Fito e David Lebón / Foto de Rodrigo Alonsso

Já teria sido mais que suficiente, mas havia mais: ao retornar para o bis, o cantor rosarino apresentou a sua “Cable a la tierra” com um tempero diferente, usando a base de “Boys Don’t Cry”, do The Cure – no fundo, as projeções faziam os presentes pensarem na passagem do tempo ao exibir imagens de Fito ainda de cabelo, óculos azul e sem barba, diretamente dos anos 1980. Depois, vieram mais hits: “Dar es dar” e, claro, a inesquecível power pop “Mariposa Tecknicolor”, que trouxe não só uma chuva de papel picado, mas também lágrimas emocionantes em meio à chuva de verdade que começava a cair em Buenos Aires. Já molhados de emoção, suor e água, ainda deu tempo de entoar um dos maiores cantos de estádio do rock en español: “Y dale alegria a mi corazón”, cujo coro durou minutos e minutos, enquanto Fito e sua banda agradeciam os aplausos, em um verdadeiro momento “gracias a Dios nací em latinoamerica”.

Ao final da noite, com mais de 35 mil pessoas presentes, restava uma sensação: a de um enorme pertencimento a esta coisa incrível chamada música – algo que não tem fronteiras, por mais que certos ouvidos deem as costas a grandes melodias. “Este não é um concerto de uma trajetória. É onde chegou uma parte da música popular argentina, em busca de qualidade e de contar o tempo que vivemos. Com amor, precisão, arte, estúdio e sala de ensaio. E muita rua, claro. Isso não é a consagração de ninguém, isso é de todos nós, literalmente”, disse Fito Páez enquanto o papel colorido caía em “Mariposa Tecknicolor”, em um discurso que merece ser ouvido em outras partes deste pequeno continente chamado América. Que a festa continue e siga se repetindo.

Foto de Agustin Dusserre

PS: Nos próximos meses, a turnê de “El Amor Después del Amor” continua pela América Latina e pela Espanha, com uma parada programada em Porto Alegre no começo de maio. O espetáculo do sábado em Buenos Aires também foi gravado e exibido ao vivo pelo streaming Star+. Será uma pena se São Paulo e outras cidades do Brasil só assistirem a esse espetáculo pelas telas.

– Bruno Capelas (@noacapelas) é jornalista. Apresenta o Programa de Indie, na Eldorado FM, e escreve a newsletter Meus Discos, Meus Drinks e Nada Mais.
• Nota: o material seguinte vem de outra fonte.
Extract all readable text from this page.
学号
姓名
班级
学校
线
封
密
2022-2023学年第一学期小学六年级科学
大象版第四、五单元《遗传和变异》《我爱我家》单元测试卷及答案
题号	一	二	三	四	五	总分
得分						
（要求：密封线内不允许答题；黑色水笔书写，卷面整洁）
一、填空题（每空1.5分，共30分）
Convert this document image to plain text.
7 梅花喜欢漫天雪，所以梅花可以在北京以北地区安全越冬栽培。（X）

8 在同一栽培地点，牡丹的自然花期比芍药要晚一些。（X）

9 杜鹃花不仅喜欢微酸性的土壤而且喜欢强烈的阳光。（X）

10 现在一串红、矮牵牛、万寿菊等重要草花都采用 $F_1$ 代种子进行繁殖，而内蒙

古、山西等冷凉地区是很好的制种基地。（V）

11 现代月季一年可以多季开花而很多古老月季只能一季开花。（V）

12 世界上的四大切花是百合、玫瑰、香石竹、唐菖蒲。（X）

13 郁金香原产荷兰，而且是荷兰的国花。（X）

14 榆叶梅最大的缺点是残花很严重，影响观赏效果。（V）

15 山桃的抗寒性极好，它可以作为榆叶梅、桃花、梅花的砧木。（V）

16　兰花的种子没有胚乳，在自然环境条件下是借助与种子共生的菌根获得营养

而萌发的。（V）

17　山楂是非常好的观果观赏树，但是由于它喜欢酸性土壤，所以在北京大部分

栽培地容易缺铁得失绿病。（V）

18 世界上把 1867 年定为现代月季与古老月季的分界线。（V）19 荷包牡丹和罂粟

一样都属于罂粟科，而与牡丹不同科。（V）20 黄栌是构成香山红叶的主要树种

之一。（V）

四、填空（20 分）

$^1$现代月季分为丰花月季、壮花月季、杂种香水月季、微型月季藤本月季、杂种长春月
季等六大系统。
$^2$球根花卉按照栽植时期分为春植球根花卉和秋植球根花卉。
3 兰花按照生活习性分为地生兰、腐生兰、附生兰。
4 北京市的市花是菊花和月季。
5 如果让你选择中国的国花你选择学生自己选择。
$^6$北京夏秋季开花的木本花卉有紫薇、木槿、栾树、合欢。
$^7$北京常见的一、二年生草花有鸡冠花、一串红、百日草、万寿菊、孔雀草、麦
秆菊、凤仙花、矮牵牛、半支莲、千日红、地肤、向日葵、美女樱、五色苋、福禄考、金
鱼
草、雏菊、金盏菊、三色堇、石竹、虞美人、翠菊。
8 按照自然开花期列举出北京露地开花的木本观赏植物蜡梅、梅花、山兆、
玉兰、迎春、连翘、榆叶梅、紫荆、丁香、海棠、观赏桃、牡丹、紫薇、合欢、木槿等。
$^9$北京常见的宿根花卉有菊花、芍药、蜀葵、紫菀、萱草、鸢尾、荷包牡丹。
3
Colabora com o Scream & Yell desde 2010.

2 thoughts on “Ao vivo: Fito Páez arranca lágrimas de 35 mil latino-americanos nos 30 anos de “El Amor Después del Amor” em Buenos Aires

  1. Assisti em Porto Alegre, no sábado, foi maravilhoso, emocionante, fascinante, deslumbrante e tudo que é ante possível.